Asthma Res Pract ; 3: 8, 2017.
Artigo em Inglês | MEDLINE | ID: mdl-29201385

RESUMO

BACKGROUND: Patients with allergic rhinitis often trivialise their condition, self-manage inappropriately, and would benefit from health care intervention. The primary point of health care contact for these self-managing allergic rhinitis patients is the community pharmacy. With the majority of allergic rhinitis treatments being available for purchase over the counter, without health care professional contact, we know little about how the patients self-manage. This study aims to identify the burden of allergic rhinitis in the community pharmacy and to identify key opportunity for intervention. METHODS: Pharmacy customers, who purchased nasal treatment in a community pharmacy, were approached with a research-administered questionnaire that collected data on medical history, symptoms and products purchased for the treatment of nasal symptoms.

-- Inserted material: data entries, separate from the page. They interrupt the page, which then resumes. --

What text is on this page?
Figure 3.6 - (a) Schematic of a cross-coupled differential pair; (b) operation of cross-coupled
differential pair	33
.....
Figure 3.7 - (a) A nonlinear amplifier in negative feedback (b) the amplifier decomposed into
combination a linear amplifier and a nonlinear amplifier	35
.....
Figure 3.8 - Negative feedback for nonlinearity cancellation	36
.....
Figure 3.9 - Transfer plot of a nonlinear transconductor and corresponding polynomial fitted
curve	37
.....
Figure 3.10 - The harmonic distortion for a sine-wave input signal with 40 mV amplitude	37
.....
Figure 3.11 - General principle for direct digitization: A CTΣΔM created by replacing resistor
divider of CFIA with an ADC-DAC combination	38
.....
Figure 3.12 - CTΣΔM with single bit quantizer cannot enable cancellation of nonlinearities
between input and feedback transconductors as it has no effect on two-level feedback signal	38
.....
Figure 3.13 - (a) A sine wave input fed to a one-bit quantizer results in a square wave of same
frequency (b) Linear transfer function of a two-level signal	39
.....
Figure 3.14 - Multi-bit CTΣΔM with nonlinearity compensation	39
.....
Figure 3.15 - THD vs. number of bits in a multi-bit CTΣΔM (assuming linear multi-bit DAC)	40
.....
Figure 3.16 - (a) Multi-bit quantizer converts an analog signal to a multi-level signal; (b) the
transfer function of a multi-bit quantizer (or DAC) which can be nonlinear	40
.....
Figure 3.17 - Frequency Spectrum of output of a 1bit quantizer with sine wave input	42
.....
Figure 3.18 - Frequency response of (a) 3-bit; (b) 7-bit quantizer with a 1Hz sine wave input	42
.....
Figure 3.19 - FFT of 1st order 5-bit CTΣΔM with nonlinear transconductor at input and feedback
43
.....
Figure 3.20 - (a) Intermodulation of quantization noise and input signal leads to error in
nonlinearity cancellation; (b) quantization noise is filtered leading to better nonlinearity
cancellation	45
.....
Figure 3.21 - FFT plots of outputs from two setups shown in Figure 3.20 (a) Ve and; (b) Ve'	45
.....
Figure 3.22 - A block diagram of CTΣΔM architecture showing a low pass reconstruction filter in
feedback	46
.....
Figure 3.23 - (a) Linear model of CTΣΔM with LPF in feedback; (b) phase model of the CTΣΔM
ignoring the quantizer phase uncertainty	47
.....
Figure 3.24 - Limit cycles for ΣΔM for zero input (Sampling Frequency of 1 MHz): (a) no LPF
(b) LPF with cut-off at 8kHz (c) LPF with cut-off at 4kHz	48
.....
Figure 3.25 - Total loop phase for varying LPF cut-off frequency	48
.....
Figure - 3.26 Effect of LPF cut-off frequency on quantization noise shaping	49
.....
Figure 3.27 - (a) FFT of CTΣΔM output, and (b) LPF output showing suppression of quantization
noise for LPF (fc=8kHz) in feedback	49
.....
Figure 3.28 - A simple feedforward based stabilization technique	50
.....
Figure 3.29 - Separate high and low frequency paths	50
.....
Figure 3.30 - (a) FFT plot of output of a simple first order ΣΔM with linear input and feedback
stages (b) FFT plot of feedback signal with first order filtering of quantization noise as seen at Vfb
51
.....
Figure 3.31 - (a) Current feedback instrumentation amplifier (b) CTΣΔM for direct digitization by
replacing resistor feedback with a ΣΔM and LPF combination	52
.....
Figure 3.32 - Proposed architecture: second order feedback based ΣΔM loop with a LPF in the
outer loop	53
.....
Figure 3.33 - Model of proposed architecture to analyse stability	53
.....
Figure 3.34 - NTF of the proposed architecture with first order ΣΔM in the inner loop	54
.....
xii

RESULTS: Of the 296 participants, 69.9% self-managed with over-the-counter medications; with 68% experiencing allergic rhinitis symptoms and only 44.3% of this subgroup had a doctor's diagnosis. Nasal congestion (73.6%) was most commonly experienced and oral antihistamines were most commonly purchased (44.3%), indicating a pattern of suboptimal management. A third of participants (36.5%) experienced moderate-severe symptoms, persistently, which impacted on their daily living. Medication selection was mainly based on pharmacy customers' perceptions of medication effectiveness (47.6%). CONCLUSION: A majority of participants that self-selected over-the-counter medications have symptoms consistent with allergic rhinitis, with almost half not having received a diagnosis. Medication purchasing patterns suggest that sub-optimal therapeutic decisions made by participants, even when they are experiencing significant symptoms. This study uncovers the hidden burden of allergic rhinitis in the community pharmacy and a missed opportunity to intervene and refer if necessary. Patients need to be guided through appropriate treatment as this study showed that many should be referred to a medical practitioner.